De acordo com Carla, a informação foi questionada pela avó das crianças, hoje falecida. A mãe da gestante disse que, durante o processo de recuperação do parto, chegou a ver as duas meninas.
“Eu passei mal com muita dor após o parto e, nesse período, não podia ver as crianças na encubadora nos dois primeiros dias. Minha mãe foi me visitar e uma enfermeira mostrou duas crianças. Ela até comentou comigo que eram lindas”, conta Carla.
A mãe afirma que, no momento em que já conseguia caminhar, foi até a sala onde estavam os bebês e a equipe de funcionários informou que ela tinha dado à luz a apenas uma criança.
“Eu perguntei: Como assim? Eu tenho a ecografia! Eles me responderam que houve um erro no exame”, contou.
Ao sair do hospital, recebeu um prontuário que comprova as contradições. Consta nas anotações “trabalho de parto gemelar” e “gestação gemelar”.
Ficha de internação e alta de mulher que deu à luz a uma menina indicava gestação de gêmeos — Foto: Reprodução/Arquivo pessoal
Dúvida
Na época, a mãe recebeu alta levando uma filha, mas as dúvidas persistiam. As suspeitas aumentaram após Carla ser abordada por uma das funcionárias do HFA durante um percurso de ônibus até o hospital, cerca de sete meses depois.
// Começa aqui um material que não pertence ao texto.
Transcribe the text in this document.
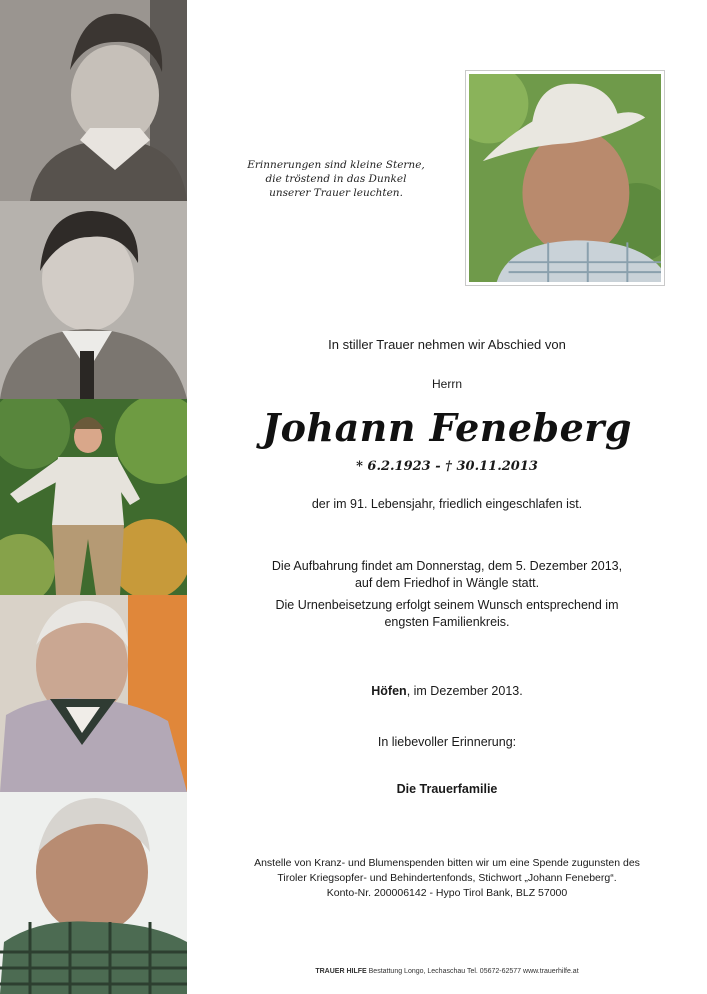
Erinnerungen sind kleine Sterne,
die tröstend in das Dunkel
unserer Trauer leuchten.
In stiller Trauer nehmen wir Abschied von
Herrn
Johann Feneberg
* 6.2.1923 - † 30.11.2013
der im 91. Lebensjahr, friedlich eingeschlafen ist.
Die Aufbahrung findet am Donnerstag, dem 5. Dezember 2013,
auf dem Friedhof in Wängle statt.
Die Urnenbeisetzung erfolgt seinem Wunsch entsprechend im
engsten Familienkreis.
Höfen, im Dezember 2013.
In liebevoller Erinnerung:
Die Trauerfamilie
Anstelle von Kranz- und Blumenspenden bitten wir um eine Spende zugunsten des
Tiroler Kriegsopfer- und Behindertenfonds, Stichwort „Johann Feneberg“.
Konto-Nr. 200006142 - Hypo Tirol Bank, BLZ 57000
TRAUER HILFE Bestattung Longo, Lechaschau Tel. 05672-62577 www.trauerhilfe.at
“Eu estava conversando sobre esse caso no ônibus. De repente uma mulher levanta e me pergunta se o meu nome é Carla. Eu respondo que sim, e ela fala: ‘Sua filha está viva. A filha de um tenente faleceu e colocaram ela no lugar'”, alega.
A mulher que teria abordado Carla, segundo ela, se chama Maria Rodrigues da Silva, que faleceu alguns anos depois após uma cirurgia para retirar um mioma, operada também no HFA.
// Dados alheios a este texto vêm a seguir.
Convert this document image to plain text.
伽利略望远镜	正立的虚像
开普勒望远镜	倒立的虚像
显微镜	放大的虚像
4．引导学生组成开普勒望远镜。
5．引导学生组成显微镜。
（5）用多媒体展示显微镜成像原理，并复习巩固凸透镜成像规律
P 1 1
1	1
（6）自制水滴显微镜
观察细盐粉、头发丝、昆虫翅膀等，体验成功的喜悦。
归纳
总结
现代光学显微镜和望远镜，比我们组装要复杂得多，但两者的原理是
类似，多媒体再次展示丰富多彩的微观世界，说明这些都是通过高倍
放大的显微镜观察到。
O G1 questionou a instituição sobre a ex-funcionária, mas não recebeu a resposta até a última atualização desta matéria.
Fachada do Hospital das Forças Armadas (HFA) no Cruzeiro, em Brasília — Foto: Google/Reprodução
Investigação
Na época do sumiço da filha, Carla tentou abrir uma ocorrência em uma delegacia da Polícia Civil. Contudo, como o suposto crime teria ocorrido no HFA, a lei determina que a competência da apuração é da Justiça Militar.
O caso foi divulgado pela imprensa na época, além de investigado em uma sindicância administrativa no HFA. Contudo a denúncia foi arquivada, com uma justificativa que repete a versão dos médicos: a de que houve erro na ecografia.
Durante a sindicância, Carla afirma que a família nem mesmo foi ouvida ou teve a oportunidade e levar uma testemunha. “Nunca nem fui chamada”, conta.
O que diz o HFA
A reportagem questionou o HFA sobre o caso. Em resposta, a instituição confirmou que a denúncia foi arquivada, mas negou que o caso tenha sido investigado sem ouvir ambas as partes.
“Na época, foram abertos uma sindicância e um Inquérito Policial Militar nos quais foram ouvidos todos os integrantes da equipe médica que presenciaram o parto da Sra. Carla e atestaram o nascimento de apenas uma criança”, afirmou em nota.
O comunicado destaca ainda que foi considerada a versão de uma testemunha, contudo, apresentada contra a denunciante.
“A prova testemunhal revelou que a paciente estava consciente e tomou conhecimento do fato ainda no centro cirúrgico. Especialistas na área de Obstetrícia confirmaram ser possível a emissão de pareceres equivocados em exames de imagem pré-natal”, informou a instituição.
Esperança
Após ter o processo na Justiça arquivado, Carla conta que se sentiu de mãos atadas para continuar procurando a gêmea. “Eu falei para a minha filha: ‘Se a sua irmã gêmea estiver viva, Deus vai colocar ela do seu lado um dia. Eu não consigo mais correr atrás”, conta.
A vontade de reabrir um processo surgiu após a família ter acesso a reportagem publicada no G1, que conta a história de uma mulher grávida que confirmou a gestação de gêmeos em ecografia, mas recebeu apenas um bebê.
O caso ocorreu em Goiás, neste ano, e o suposto furto da criança teria ocorrido no Hospital Municipal Antônio Martins da Costa, em Quirinópolis, região sul do estado.